La crisi non è solo numerica o elettorale, ma riguarda la struttura stessa del partito. Le tensioni esplose dopo il referendum hanno accelerato un processo già in corso, fatto di malumori, rivalità e richieste di cambiamento. Tajani, parlando con Gianni Letta, mette nero su bianco il problema: il partito si sta esponendo da solo, senza una strategia chiara, finendo sotto accusa più per le sue dinamiche interne che per l’opposizione degli avversari. Il risultato è un clima sospeso, in cui nessuno si muove davvero ma tutti aspettano.

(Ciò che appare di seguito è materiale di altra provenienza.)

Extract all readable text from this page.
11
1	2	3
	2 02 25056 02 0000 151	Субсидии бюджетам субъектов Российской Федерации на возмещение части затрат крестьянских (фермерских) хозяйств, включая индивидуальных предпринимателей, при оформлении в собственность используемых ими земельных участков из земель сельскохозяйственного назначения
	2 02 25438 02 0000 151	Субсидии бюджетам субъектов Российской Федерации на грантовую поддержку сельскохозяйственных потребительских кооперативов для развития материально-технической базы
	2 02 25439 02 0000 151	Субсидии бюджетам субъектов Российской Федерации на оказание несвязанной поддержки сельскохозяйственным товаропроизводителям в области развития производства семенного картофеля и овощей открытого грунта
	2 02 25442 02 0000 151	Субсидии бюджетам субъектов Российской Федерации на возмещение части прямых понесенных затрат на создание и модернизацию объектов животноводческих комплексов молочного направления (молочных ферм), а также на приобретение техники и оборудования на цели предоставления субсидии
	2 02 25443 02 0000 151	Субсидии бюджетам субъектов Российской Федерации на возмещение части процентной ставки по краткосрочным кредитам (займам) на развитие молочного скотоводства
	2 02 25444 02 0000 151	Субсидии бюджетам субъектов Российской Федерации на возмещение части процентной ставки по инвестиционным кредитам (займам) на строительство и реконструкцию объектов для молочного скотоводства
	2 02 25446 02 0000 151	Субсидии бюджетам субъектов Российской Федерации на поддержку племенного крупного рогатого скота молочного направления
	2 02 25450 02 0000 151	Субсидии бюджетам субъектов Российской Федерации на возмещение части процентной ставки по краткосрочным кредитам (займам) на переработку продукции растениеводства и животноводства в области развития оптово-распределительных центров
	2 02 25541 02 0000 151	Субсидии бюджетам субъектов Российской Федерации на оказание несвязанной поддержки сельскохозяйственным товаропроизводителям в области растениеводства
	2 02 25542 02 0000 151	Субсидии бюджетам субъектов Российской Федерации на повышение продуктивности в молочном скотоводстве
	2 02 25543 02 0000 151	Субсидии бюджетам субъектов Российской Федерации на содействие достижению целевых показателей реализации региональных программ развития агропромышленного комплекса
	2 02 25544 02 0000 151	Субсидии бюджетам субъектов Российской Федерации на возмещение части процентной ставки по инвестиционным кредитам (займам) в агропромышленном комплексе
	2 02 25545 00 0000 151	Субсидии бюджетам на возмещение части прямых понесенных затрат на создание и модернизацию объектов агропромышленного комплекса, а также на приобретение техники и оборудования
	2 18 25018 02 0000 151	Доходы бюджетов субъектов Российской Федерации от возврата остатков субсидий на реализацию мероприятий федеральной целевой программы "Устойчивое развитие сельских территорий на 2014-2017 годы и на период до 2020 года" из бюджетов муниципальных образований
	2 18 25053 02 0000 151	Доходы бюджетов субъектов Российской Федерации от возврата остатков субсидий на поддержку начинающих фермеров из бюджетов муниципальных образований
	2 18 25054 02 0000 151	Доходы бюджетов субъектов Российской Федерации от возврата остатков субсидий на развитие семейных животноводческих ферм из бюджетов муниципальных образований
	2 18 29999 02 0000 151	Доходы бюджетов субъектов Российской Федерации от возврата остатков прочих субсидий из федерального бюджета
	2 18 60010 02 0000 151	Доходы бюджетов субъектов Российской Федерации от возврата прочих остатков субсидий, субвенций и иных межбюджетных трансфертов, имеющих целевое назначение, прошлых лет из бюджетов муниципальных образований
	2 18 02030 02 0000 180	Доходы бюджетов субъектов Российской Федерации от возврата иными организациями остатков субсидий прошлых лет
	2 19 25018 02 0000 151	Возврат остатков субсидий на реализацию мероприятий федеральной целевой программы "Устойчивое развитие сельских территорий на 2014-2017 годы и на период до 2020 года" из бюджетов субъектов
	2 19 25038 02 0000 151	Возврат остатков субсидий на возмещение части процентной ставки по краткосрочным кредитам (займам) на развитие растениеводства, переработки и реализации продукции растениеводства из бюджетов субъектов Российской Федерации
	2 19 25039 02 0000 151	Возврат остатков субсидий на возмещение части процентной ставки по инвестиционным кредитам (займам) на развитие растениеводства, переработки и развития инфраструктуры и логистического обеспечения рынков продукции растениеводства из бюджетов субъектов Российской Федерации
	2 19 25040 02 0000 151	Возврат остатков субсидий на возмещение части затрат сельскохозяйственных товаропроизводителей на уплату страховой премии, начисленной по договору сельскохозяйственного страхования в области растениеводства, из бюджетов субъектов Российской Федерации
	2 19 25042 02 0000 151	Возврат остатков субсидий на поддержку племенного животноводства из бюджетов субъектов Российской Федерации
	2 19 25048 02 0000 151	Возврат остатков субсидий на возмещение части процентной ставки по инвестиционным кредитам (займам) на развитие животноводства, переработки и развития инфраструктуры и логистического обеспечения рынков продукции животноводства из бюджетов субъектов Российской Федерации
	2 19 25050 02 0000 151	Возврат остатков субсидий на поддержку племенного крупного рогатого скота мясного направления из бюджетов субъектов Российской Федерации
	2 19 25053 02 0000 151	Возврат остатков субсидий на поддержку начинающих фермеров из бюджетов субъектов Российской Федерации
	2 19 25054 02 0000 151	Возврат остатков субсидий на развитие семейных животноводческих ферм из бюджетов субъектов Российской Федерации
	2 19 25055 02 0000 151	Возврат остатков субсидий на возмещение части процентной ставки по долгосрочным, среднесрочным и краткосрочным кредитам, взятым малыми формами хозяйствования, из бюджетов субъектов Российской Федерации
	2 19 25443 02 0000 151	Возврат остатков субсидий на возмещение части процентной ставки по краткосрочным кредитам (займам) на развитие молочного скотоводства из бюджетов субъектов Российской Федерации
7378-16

Il nodo capigruppo e il peso della family
Il primo fronte è quello dei capigruppo, vero snodo del potere interno. Dopo la sostituzione di Maurizio Gasparri al Senato con Stefania Craxi, la tensione si è spostata alla Camera, dove Paolo Barelli appare sempre più isolato. I numeri raccontano un partito spaccato: su 54 deputati, solo una minoranza è pronta a difenderlo apertamente, mentre cresce il fronte di chi ne chiede la sostituzione. Gli altri osservano, in attesa di capire quale direzione prenderà il vento.
In questo scenario pesa come sempre la famiglia Berlusconi, che ha già dimostrato di poter intervenire rapidamente sugli equilibri interni. Marina Berlusconi ha avviato una serie di consultazioni con dirigenti e ministri, tra cui Elisabetta Casellati e Paolo Zangrillo, per valutare il futuro del partito. Il messaggio che arriva è duplice: da un lato serve cautela, dall’altro è inevitabile un cambio di passo. Tajani stesso si prepara a incontrarla nei prossimi giorni, consapevole che da quel confronto potrebbe dipendere la sua stessa tenuta.
Il partito tra identità e rinnovamento
Il problema, però, va oltre i nomi. Dentro Forza Italia si discute di identità, di modello organizzativo e di capacità di rinnovarsi davvero. Le critiche circolano anche fuori dai canali ufficiali, come dimostrano le parole di Francesca Pascale, che mette in discussione il sistema del tesseramento e denuncia una distanza crescente tra consenso reale e struttura del partito. È un tema che tocca direttamente l’eredità politica di Berlusconi e il rischio di trasformare il partito in una macchina autoreferenziale.
Sul fondo resta l’orizzonte delle Politiche 2027, che rende tutto più urgente. Cambiare i capigruppo significa cambiare il meccanismo con cui verranno selezionati i futuri candidati e quindi ridisegnare gli equilibri interni. È qui che si misura la vera partita: costruire una nuova Forza Italia, più giovane e riconoscibile, oppure restare prigionieri di una transizione infinita. La sensazione, dentro e fuori il partito, è che il tempo delle attese sia finito.